Botelloides bassianus is a species of sea snail, a marine gastropod mollusk in the family Trochidae, the top snails.

Subspecies
 Botelloides bassianus bassianus (Hedley, 1911) (synonyms: Rissoa (Onoba) glomerosa Gatliff & Gabriel, 1908; Rissoa (Onoba) bassiana Hedley, 1911)
 Botelloides bassianus borda Cotton, 1944 (synonym: Botelloides borda Cotton, 1944)

Description
The height of the shell attains 4.5 mm, its diameter 2 mm. The solid, oblong shell  has a subcylindrical shape.
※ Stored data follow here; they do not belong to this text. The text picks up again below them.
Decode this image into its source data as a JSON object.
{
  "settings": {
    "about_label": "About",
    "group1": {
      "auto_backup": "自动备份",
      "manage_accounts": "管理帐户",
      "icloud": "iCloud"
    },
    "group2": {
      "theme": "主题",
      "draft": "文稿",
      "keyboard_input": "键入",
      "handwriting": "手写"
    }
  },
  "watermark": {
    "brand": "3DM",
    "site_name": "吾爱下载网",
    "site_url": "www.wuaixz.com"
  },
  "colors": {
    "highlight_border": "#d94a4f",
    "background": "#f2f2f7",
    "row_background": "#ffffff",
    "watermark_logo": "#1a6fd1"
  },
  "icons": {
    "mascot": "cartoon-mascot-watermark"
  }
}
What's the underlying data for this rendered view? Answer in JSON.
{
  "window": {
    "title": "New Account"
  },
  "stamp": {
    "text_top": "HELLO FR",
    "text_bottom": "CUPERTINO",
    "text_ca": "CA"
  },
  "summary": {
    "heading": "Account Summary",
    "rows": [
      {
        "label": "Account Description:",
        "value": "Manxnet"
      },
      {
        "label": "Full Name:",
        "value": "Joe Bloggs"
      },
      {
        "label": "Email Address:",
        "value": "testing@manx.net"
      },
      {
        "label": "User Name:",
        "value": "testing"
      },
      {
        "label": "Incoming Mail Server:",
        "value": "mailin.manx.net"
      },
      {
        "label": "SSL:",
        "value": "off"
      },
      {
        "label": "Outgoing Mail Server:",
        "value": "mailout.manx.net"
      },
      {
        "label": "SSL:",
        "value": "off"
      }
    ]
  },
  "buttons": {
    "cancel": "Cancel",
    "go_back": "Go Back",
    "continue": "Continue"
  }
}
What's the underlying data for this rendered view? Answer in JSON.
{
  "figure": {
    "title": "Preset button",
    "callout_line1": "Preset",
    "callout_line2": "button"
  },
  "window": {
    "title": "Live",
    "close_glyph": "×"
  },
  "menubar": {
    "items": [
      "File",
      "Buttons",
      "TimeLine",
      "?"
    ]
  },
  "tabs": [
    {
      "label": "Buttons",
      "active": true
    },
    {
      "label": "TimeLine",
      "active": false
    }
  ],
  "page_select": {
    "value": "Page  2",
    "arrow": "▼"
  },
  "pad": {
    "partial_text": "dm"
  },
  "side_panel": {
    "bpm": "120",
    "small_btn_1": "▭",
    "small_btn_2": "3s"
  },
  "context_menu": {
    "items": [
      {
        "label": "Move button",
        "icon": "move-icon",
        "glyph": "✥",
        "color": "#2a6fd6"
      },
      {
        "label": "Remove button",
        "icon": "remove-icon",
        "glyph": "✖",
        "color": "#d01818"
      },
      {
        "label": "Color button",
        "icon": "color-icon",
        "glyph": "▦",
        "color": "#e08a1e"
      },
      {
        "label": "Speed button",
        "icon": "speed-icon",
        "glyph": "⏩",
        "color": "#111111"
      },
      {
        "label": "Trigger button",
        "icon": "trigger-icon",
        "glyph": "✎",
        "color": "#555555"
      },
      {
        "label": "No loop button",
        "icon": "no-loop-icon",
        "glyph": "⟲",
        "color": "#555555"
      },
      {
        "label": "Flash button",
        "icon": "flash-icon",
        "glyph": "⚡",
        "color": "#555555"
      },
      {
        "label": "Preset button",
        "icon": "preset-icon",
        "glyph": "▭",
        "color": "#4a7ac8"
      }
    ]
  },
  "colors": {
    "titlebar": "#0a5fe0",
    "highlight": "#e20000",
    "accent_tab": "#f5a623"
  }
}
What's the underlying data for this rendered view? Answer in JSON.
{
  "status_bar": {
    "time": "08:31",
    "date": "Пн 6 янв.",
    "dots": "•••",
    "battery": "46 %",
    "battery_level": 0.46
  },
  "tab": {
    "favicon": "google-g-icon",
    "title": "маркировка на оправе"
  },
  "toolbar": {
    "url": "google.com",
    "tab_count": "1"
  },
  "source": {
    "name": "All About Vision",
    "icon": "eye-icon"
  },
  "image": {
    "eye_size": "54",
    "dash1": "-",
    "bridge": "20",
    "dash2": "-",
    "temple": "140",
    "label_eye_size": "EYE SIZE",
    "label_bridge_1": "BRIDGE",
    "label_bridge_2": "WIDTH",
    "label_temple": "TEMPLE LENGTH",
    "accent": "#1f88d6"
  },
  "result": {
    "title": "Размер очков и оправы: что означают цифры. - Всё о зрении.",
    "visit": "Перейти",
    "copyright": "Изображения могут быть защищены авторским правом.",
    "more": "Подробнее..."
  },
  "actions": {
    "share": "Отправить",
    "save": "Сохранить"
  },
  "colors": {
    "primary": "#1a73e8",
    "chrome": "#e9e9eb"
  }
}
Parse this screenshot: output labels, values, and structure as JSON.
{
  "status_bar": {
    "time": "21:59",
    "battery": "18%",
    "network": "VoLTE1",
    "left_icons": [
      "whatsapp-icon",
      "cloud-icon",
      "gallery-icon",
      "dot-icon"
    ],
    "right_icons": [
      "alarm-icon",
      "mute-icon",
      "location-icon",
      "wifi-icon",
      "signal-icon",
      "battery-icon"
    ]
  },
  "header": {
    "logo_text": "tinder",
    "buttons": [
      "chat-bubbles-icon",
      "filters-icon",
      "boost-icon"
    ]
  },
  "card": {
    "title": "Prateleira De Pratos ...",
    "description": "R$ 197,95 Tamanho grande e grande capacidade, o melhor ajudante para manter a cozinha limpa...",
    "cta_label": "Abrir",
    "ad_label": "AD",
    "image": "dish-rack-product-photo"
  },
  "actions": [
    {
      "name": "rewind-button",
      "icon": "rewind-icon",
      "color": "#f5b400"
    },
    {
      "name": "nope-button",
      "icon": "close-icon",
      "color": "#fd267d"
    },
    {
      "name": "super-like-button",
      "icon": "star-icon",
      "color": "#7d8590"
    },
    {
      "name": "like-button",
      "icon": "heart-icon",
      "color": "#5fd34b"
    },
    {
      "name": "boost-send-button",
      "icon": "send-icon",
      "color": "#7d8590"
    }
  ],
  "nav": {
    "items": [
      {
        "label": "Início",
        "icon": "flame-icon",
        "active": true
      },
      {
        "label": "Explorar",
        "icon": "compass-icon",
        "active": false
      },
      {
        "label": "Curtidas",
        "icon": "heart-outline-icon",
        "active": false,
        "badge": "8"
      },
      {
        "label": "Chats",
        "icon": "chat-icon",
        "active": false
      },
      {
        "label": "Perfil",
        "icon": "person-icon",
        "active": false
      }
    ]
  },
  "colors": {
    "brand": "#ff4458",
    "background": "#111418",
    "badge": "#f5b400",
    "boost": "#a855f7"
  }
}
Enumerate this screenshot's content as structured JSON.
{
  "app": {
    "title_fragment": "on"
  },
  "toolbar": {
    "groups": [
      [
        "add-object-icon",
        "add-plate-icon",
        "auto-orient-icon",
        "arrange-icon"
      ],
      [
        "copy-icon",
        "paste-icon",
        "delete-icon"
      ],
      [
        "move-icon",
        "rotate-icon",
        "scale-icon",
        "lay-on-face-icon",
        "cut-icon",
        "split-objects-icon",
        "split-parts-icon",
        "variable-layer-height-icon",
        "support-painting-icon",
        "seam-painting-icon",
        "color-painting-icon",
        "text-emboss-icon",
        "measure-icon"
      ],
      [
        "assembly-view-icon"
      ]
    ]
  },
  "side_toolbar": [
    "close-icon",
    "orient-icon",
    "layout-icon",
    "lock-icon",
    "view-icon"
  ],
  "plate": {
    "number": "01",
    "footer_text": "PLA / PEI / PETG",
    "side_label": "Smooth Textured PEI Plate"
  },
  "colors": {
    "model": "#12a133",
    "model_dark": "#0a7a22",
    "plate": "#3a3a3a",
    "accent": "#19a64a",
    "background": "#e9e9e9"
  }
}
It is rounded at each extremity.

Colour: the upper part of each whorl is dull white, the lower slate-purple, the anterior extremity is again dull white, the dark band on the median third of the body whorl fading away before reaching the aperture. The apex is brown. The five whorls increase rapidly in size. They are wound obliquely the last two-thirds of the total length.

Sculpture : The earlier whorls are smooth, the later bear fine incised spiral grooves, of which the last has about thirty, the penultimate eighteen, and the antepenultimate twelve. Occasional growth striae cross the shell obliquely. The aperture is pyriform. The columella is excavate. The outer lip is grooved within and bevelled to a sharp edge.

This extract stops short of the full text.